Thanks to Jeff for this quick and easy recipe!
Teriyaki Stir Fry
2 teaspoons extra virgin olive oil
7 ounces smoked sausage, healthy ones
1 cup bell pepper
1 tablespoon onion
1 cup broccoli flowerets
1 cup pineapple
dash garlic powder
2 TB teriyaki sauce
1 cup brown rice, cooked
Add olive oil to skillet or wok. Add sausage, pepper, onion and broccoli. Stir fry until vegetables are crisp tender. Add pineapple, garlic powder and teriyaki sauce and heat through. Serve over cooked rice.
yield: 3 servings. 1 serving= 251 Calories; 7g Fat (24.6% calories from fat); 12g Protein; 35g Carbohydrate; 3g Dietary Fiber; 30mg Cholesterol; 1036mg Sodium. Exchanges: 1 Grain(Starch); 1 Vegetable; 1/2 Fruit; 1/2 Fat.
These are not a quick dish but they were tasty! and they’ll make your nose run a bit.
MEXICAN CHARRO BEANS
2 qts. of boiling water
1 lb. dry pinto beans (I soaked them over night)
2 slices of Bacon, cooked and chopped
2 teaspoons chili powder
14.5 oz tomatoes with green chilies, undrained
1 Small Onion (Chopped)
1 fresh OR Pickeled jalapeno (Added whole)
2 garlic cloves (Chopped)
1/2 cup Cilantro (Chopped)
Salt, garlic powder,onion powder to taste.
When water comes to a rolling boil, then add your beans and bacon, not before. Let SLOW boil for at least an hour with a lid on the pot. You want to keep the bean juice on and above your beans at all times, at least 2 inches. After a good 1 1/2 hrs. of cooking, add the rest of the above ingredients and cook at a LOW and SLOW Boil with the lid on it for another 1-1/2 hrs. Add HOT water if needed, only a small bit at a time, you want your bean juice to thicken, remember to always keep your juices at least a good 2″ inches above your beans. VERY IMPORTANT:The last 30 mins. of cooking add your salt and seasonings, but not until then.. this is what will help thicken up your juices.

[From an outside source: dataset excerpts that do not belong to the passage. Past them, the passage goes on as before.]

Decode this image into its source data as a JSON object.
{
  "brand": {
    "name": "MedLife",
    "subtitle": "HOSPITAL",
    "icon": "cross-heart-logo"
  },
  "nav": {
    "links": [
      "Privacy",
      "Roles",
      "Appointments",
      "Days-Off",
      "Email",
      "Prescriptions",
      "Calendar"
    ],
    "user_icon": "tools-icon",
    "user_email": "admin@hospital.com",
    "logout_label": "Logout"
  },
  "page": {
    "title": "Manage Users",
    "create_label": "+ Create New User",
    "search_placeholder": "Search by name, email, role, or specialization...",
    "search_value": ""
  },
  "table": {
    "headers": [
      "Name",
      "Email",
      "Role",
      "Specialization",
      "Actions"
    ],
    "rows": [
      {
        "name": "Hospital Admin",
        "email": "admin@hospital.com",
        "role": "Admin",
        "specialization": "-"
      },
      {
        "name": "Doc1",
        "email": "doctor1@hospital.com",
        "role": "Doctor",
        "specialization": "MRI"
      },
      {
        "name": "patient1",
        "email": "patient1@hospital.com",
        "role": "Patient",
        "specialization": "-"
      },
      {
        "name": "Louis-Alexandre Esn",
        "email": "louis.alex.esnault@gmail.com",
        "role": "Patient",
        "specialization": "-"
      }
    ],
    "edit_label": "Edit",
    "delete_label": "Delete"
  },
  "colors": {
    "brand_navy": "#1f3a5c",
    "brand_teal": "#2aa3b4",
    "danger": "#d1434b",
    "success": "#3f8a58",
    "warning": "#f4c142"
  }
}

Yield: 6 servings. Per serving (1 1/2 cups)= 291 Calories; 2g Fat (6.6% calories from fat); 18g Protein; 53g Carbohydrate; 19g Dietary Fiber; 2mg Cholesterol; 346mg Sodium. Exchanges: 3 1/2 Grain(Starch); 1 Lean Meat; 1/2 Vegetable; 0 Fat.
This recipe came from the WW boards. It’s easy and tasty!
4 c. popped 94% ff popcorn
1 oz Almond Bark
Melt almond bark in microwave, being careful not to burn. Add popcorn, being sure to leave out all unpopped kernels. Fold popcorn in until well coated. Pour onto cookie sheet covered with wax paper. Sprinkle with candy sprinkles and cool.
Yield: 4 servings. Per serving=
54 Calories; 3g Fat (40.8% calories from fat); 1g Protein; 8g Carbohydrate; 1g Dietary Fiber; 0mg Cholesterol; 39mg Sodium. Exchanges: 1/2 Grain(Starch); 1/2 Fat; 1/2 Other Carbohydrates.